Много спустя я узнал, что классная устроила директрисе скандал. Она кричала, что я единственный, кто назвал ей даты Французской революции и жизни Петра I, что у меня за год не было в журнале ни одной четверки по истории, ну и можно себе представить! Не полагалось пересдач на выпускных – никак, категорически! Но мне устроили.
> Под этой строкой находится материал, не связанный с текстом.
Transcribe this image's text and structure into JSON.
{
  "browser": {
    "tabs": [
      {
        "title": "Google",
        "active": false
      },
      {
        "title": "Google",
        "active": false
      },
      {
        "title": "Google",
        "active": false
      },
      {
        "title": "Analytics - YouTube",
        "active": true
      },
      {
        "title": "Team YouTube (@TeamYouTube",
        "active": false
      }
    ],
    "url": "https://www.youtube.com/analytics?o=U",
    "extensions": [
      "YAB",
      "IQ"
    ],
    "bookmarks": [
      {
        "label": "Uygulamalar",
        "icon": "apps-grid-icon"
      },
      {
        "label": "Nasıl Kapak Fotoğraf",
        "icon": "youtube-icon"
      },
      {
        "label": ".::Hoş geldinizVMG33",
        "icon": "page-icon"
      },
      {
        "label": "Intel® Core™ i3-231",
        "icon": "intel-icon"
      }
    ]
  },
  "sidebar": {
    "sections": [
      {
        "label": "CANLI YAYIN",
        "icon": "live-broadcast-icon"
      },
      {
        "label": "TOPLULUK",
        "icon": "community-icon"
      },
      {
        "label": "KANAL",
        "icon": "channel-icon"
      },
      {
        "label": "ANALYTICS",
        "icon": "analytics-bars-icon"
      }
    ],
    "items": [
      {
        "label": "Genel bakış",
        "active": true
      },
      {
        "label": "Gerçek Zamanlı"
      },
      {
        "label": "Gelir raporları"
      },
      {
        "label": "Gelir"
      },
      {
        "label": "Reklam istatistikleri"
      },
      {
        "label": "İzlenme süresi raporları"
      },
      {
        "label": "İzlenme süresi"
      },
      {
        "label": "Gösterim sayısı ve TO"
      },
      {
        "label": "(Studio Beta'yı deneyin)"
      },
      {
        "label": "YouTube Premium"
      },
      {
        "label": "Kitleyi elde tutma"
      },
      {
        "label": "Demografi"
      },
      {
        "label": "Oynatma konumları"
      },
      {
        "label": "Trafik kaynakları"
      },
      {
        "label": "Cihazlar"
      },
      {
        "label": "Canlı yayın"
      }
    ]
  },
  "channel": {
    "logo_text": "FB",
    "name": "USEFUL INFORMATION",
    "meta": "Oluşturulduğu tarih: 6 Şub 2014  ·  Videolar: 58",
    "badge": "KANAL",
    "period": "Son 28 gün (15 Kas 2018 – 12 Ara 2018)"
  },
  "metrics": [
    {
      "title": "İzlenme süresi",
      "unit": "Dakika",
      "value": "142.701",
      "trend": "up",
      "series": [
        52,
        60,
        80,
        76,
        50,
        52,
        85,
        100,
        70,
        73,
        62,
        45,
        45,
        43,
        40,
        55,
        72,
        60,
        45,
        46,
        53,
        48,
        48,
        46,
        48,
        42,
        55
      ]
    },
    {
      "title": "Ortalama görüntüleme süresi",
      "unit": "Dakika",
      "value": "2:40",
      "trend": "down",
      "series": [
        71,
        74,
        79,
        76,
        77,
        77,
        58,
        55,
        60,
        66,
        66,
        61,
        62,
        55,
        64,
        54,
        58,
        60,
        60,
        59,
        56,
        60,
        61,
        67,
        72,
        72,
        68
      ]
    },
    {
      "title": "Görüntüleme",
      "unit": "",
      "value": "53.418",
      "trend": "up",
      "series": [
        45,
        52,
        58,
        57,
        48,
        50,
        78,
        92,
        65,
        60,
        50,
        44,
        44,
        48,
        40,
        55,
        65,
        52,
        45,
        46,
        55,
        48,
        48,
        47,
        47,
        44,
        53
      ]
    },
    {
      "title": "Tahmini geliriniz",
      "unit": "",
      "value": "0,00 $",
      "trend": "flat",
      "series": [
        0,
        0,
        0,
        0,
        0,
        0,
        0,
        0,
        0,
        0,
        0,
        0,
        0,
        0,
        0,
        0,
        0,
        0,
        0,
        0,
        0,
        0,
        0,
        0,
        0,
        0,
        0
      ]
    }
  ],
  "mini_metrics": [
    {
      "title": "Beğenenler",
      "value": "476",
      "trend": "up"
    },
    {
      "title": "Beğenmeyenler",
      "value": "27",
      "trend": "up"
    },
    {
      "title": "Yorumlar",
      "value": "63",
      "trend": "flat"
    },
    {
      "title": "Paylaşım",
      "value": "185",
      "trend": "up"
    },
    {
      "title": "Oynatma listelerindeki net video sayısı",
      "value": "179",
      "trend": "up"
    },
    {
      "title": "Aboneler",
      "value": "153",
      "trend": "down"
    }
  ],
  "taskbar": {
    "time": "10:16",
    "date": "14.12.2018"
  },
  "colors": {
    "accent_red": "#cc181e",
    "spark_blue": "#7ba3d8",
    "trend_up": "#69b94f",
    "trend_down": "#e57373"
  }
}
Одиннадцать лет спустя, в мае, в своем небольшом домике в маленьком яблоневом саду, Кира Михайловна, классная, намекнула мне, в чем было дело. И идиот вспомнил.
В этой школе мы в девятом классе ходили во вторую смену. А это неудобно, утром делать уроки, с двух до восьми школа, дома поел-переоделся – день кончен. А в десятый пошли в первую, ну, в свою очередность. А в октябре распространился в классе слух, что со второй четверти мы, точно и достоверно, пойдем во вторую смену. Народ заволновался в недовольстве. Роптал о справедливости. Учителя обычно не знают, сколь много несправедливостей терпят в школе ученики, и как это задевает и унижает душу.
Решили провести неформальное, как сказали бы сейчас, собрание класса, проголосовать, назначить протест-ные меры – и направить к директрисе выборных от класса. Пусть известят, что мы не хотим.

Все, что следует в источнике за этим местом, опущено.